Sé lo difícil que es dejar de fumar. Y no lo digo por mí, que soy asmática desde pequeña y no fumo, sino por la cantidad de gente que conozco a la que el tabaco tiene atados de forma terrible. Lo saben, lo intentan (a veces), pero el puñetero es más fuerte. La adicción es más poderosa. Mientras, sus pulmones se van ennegreciendo y yo, cual Ray Milland en " El hombre con rayos X en los ojos " (Roger Corman, 1963), veo cómo aquello se va encharcando de una viscosa y oscura gelatina pegajosa y no puedo hacer nada para evitarlo.
El tabaco causa mutaciones en el ADN (Sergio Pérez Acebrón lo cuenta muy bien en la charla " Todos tenemos cáncer ") y fumar aumenta considerablemente los riesgos de padecer una enfermedad pulmonar, cardiovascular o, cómo no, un cáncer.

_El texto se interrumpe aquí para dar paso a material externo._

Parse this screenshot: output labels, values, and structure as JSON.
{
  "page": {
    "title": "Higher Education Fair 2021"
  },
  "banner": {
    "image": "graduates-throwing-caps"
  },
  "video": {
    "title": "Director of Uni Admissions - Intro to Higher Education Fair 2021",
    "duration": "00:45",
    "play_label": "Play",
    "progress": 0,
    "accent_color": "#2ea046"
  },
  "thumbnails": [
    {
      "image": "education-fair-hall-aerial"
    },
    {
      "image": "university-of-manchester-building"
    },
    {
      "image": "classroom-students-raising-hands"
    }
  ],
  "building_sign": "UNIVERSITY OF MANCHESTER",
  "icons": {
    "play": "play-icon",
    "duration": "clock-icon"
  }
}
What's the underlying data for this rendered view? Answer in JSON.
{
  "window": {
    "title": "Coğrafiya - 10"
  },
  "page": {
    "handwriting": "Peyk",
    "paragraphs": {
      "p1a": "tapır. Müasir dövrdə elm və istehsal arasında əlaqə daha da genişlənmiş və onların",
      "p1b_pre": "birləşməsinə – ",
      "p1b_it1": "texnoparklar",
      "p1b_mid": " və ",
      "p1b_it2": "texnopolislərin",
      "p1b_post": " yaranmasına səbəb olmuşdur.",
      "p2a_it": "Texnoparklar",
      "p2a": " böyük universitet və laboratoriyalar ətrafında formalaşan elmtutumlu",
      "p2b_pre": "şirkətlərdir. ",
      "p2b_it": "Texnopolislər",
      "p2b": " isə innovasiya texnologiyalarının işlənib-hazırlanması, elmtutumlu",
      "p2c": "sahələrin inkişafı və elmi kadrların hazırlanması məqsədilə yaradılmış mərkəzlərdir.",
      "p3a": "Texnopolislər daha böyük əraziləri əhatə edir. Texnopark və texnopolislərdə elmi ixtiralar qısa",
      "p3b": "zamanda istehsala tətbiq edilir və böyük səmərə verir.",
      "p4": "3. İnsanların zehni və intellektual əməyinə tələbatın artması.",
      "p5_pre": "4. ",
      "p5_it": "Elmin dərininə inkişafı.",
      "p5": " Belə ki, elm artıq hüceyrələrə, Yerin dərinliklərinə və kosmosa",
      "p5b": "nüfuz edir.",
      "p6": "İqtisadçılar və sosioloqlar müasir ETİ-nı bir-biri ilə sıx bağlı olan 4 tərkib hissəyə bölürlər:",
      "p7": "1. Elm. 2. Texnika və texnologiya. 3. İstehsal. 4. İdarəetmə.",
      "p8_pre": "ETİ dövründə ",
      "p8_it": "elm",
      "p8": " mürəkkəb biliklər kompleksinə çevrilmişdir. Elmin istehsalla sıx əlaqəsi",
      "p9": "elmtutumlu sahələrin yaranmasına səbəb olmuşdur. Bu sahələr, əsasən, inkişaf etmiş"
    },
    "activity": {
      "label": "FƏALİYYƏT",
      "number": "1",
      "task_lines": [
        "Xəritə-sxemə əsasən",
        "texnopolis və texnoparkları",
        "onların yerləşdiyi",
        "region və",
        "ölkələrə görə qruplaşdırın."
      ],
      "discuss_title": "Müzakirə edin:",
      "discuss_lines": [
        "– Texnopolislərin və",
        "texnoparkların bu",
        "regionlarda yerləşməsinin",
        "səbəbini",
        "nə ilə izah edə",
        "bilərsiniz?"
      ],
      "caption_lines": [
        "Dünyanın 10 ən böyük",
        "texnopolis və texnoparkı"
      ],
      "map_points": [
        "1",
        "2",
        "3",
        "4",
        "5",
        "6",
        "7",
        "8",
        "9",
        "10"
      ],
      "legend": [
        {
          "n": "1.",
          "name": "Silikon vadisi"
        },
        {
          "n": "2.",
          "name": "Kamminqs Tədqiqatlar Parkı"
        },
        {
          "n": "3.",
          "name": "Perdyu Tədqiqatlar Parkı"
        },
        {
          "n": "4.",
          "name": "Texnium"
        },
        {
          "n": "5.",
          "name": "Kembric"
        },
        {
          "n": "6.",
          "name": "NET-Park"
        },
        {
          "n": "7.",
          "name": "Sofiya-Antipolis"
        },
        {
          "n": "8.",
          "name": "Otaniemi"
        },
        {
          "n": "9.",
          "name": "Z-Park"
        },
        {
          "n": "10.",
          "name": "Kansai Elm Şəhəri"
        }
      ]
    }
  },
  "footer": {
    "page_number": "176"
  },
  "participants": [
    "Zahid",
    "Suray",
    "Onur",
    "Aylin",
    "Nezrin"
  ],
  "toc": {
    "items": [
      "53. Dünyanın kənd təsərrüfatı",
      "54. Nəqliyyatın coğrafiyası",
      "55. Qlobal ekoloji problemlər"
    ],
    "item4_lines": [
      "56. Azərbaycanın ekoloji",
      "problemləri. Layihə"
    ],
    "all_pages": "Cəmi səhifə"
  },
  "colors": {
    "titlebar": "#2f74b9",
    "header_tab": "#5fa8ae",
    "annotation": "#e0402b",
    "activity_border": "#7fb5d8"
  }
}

Aun así, seguimos haciéndolo sin importar quién esté a nuestro lado o a quién estemos molestando, porque total " tampoco es para tanto". Mientras, cuando hace unos años vi un rayito de esperanza, me desespero al ver que las tabacaleras han encontrado alternativas para seguir publicitándose entre los más jóvenes. Y me da mucha pena. Y rabia. Y siento que es una batalla perdida porque no es solo por mí: es por la gente a la que quiero y que, en Navidades, compra la lotería con la esperanza de que le toque, pero no se dan cuenta de que cada cigarrillo es un número, pero para otra lotería mucho más tétrica.
Mañana, 31 de mayo, se celebra el Día mundial sin tabaco. Déjenlo. Por la gente que les quiere.